健さんの
プラモコラム

その202
 MG Hi−νガンダムの巻

( MG 1/100 Hi−νガンダム/
 RX−93−ν2 Hi−νガンダム
 小説「機動戦士ガンダム 逆襲のシャア ベルトーチカ・チルドレン」に登場)



 あのHi−νガンダムが、MGに登場です。公式設定かどうかなんて事は、ボクはあまり気にしてなかったんですが、そう言えば設定資料集に載ってませんでしたね。小説とアニメの違いという点からしても、シャア専用リックドムだって発売されてますし、コアブースターGアーマーはどちらも公式だし。それでも今後の展開に弾みがつくなら、「あえて公式化しよう」という今回の動きは、ガンプラファンとしても喜ばしい「事件」と言えそうですね。てな事を思いつつ、キットに目を通していきましょう。

 頭部は、目とメインカメラをクリアーパーツで再現。クマドリアゴが別色のため、クマドリは単独パーツ化されています。ヘルメットは前後分割ですが、分割ラインはパネルラインという扱いにはなっていません。チョンマゲは単独パーツで、上からセットします。オデコのセンサーには機体ナンバーとアナハイム社のロゴが、レーザー加工と思われる細かい字で刻印してあります。



 ボディです。首はボールジョイント+根元で前後可動の二重関節。特に上を仰ぐ方向に大きく動くのは、MGνガンダムのギミックを意識した物でしょう。コクピットはパネルやペダルまで再現。ハッチの開閉はエリがまるごと起き上がる仕組みのため、内部フレームがチラリと見える見せ場にはなっていますが、肝心のコクピットは足元にか見えません。コクピット下に背中を反らせるギミックが仕込んである都合もあって、球形コクピットらしい表現にはなっていません。普段は背中がファンネルの重みで反らない様、背中中央にディテールに模したストッパーが仕込んであります。

 外装は、青と白の色の境い目でパーツ分割。これはパネルラインなのか迷彩塗装なのか迷う所ですが、説明書の図解では、青の部分だけ外装を外した分解図が描かれています。外装パーツの取り付けは、内部フレームの放熱板をハメ込み板に利用し、余計なピンを極力配置せずに上手く処理してあります。
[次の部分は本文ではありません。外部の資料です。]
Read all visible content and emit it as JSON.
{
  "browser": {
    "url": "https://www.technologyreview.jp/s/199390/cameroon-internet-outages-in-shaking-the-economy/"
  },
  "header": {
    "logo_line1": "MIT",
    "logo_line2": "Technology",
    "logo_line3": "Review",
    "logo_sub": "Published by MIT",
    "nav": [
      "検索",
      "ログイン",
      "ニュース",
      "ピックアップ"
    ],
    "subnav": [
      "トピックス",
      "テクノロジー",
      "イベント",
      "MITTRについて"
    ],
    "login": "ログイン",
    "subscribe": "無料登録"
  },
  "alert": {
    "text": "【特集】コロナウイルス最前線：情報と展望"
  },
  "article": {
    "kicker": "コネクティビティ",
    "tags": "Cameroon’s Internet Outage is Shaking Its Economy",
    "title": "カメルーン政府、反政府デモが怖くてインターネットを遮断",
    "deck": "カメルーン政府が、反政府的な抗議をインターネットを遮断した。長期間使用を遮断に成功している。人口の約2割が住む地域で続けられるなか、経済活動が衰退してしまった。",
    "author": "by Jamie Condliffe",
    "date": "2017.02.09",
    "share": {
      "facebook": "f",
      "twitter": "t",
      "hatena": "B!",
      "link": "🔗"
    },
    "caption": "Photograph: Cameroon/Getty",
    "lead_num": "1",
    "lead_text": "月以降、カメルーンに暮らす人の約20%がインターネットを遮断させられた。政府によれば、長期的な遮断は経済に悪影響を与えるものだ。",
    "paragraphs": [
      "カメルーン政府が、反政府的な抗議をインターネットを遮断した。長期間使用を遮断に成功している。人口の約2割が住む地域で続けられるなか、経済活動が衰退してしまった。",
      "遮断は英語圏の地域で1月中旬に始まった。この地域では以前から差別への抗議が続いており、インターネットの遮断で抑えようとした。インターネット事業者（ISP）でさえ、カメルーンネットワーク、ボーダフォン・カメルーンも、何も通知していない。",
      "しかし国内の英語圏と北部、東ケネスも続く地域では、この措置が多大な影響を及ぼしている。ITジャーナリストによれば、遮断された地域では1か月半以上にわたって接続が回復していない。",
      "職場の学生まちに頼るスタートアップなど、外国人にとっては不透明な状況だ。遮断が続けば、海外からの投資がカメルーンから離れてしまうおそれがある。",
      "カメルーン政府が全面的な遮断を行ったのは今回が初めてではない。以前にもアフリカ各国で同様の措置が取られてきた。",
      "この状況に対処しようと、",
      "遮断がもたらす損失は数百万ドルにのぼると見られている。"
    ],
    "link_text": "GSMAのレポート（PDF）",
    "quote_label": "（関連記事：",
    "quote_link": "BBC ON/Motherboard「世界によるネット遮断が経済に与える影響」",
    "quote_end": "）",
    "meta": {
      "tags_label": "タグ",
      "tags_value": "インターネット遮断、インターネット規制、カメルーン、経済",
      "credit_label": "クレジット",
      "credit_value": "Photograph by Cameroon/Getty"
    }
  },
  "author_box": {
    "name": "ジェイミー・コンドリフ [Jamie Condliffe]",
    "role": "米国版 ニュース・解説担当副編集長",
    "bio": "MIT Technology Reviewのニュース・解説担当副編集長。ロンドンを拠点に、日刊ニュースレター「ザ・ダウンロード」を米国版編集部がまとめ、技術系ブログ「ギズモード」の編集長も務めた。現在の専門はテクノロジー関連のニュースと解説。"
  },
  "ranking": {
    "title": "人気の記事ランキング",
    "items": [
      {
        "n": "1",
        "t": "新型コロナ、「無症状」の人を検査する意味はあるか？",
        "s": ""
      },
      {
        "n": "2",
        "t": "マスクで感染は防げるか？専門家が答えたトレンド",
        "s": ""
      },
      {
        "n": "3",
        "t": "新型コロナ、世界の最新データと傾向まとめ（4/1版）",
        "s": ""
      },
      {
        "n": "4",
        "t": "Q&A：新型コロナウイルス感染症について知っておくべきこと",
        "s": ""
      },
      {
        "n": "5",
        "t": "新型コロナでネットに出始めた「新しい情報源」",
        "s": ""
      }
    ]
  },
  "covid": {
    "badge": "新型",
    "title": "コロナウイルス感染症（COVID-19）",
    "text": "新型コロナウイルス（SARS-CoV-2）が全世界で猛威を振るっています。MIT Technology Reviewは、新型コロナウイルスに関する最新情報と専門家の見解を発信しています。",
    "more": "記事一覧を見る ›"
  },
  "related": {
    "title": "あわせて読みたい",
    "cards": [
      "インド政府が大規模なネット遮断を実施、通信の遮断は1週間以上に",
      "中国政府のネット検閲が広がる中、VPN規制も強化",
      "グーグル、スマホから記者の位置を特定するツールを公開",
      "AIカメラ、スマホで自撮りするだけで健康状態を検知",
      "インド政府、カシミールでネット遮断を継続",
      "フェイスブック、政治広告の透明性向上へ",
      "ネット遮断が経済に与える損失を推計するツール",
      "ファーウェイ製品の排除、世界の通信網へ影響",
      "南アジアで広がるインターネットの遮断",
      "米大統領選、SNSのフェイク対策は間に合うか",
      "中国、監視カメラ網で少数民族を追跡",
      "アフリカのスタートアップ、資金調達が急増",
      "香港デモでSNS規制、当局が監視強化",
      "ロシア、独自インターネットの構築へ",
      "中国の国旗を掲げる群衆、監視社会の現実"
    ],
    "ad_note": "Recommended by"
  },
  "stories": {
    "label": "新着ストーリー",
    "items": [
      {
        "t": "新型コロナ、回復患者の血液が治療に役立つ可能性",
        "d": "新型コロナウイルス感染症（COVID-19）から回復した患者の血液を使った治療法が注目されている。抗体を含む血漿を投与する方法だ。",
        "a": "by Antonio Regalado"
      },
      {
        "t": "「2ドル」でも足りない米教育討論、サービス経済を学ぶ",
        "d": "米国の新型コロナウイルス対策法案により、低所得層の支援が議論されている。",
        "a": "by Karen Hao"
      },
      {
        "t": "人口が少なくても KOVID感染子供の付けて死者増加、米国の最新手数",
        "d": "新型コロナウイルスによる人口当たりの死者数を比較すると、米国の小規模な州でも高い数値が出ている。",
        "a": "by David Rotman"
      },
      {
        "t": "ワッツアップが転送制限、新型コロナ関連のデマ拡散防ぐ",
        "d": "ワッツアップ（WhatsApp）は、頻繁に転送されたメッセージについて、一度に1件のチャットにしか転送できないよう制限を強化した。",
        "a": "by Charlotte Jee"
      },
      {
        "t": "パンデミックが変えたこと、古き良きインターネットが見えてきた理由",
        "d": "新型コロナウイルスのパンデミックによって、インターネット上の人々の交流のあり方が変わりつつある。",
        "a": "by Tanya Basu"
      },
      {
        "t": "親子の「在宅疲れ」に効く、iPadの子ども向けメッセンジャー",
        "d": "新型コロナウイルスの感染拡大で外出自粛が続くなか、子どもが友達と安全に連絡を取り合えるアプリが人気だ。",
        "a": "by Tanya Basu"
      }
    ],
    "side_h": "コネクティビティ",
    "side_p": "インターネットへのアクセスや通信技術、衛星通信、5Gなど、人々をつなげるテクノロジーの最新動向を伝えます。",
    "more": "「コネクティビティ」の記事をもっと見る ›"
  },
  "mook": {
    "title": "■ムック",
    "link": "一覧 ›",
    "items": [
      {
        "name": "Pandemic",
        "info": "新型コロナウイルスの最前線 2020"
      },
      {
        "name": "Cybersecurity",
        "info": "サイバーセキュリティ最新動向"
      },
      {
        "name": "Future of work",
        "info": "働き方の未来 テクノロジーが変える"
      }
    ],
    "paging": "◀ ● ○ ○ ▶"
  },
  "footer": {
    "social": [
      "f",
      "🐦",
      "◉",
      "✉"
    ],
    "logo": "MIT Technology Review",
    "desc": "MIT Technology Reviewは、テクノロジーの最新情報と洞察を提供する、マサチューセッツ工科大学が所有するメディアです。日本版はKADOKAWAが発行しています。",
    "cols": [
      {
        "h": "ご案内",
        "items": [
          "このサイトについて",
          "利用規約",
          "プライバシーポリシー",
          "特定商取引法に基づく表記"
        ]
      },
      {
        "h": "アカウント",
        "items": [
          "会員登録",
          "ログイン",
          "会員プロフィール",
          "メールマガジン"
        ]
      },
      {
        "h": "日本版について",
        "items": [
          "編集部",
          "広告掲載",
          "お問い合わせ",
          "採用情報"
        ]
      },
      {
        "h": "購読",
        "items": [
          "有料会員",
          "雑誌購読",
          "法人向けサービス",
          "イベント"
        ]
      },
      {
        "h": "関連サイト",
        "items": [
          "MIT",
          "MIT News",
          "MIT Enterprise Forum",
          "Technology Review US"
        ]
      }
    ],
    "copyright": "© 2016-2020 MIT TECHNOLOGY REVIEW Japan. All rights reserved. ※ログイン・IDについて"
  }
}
肩関節軸は二軸可動。上へのスイングは、胸の上面パーツごと起き上がります。



 です。フロント・リアスカートはボールジョイントで左右独立して可動。裏面パーツは、表面スラスター内部の色分けも兼ねています。サイドスカートは青・黒・銀の部分を別パーツ化して色分け。横方向にだけスイング可能で、余計な方向に動かさないというのも、一種のこだわりだろうと思います。リアセンターアーマー(フンドシ後部)には、ビームライフル用のマウントラッチと、フック(?)が付いています。

 股関節軸は、左右独立して前後にスライド可能。MGギャンでも採用されたギミックですが、股関節軸パーツを左右共通にしてあり、組立て時に迷わなくなっています。中央にはさむ軸受けにラチェットを仕込んで有るので途中位置でも固定出来たり、フンドシ下にツメを露出していないので外観を損ねない・フンドシ下の飾り台接続穴と両立を実現などの改善も見られますが、前後スライドさせる時に軸の根元に負担をかけないという点では、従来の様なツメが露出した機構も捨てがたいと思います。



 です。モモは上部にガンダムMk−2の様な球体を内蔵。球体との境い目でモモをヒネる事が出来ますが、ストッパーが仕込んであるので、ヒネり過ぎて不自然なポーズになる事がありません。(いや、不自然なポーズが好きなんですけど。)ヒザは二重関節。ヒザアーマーは、ヒザの曲げ可動に連動してスライドする様になっています。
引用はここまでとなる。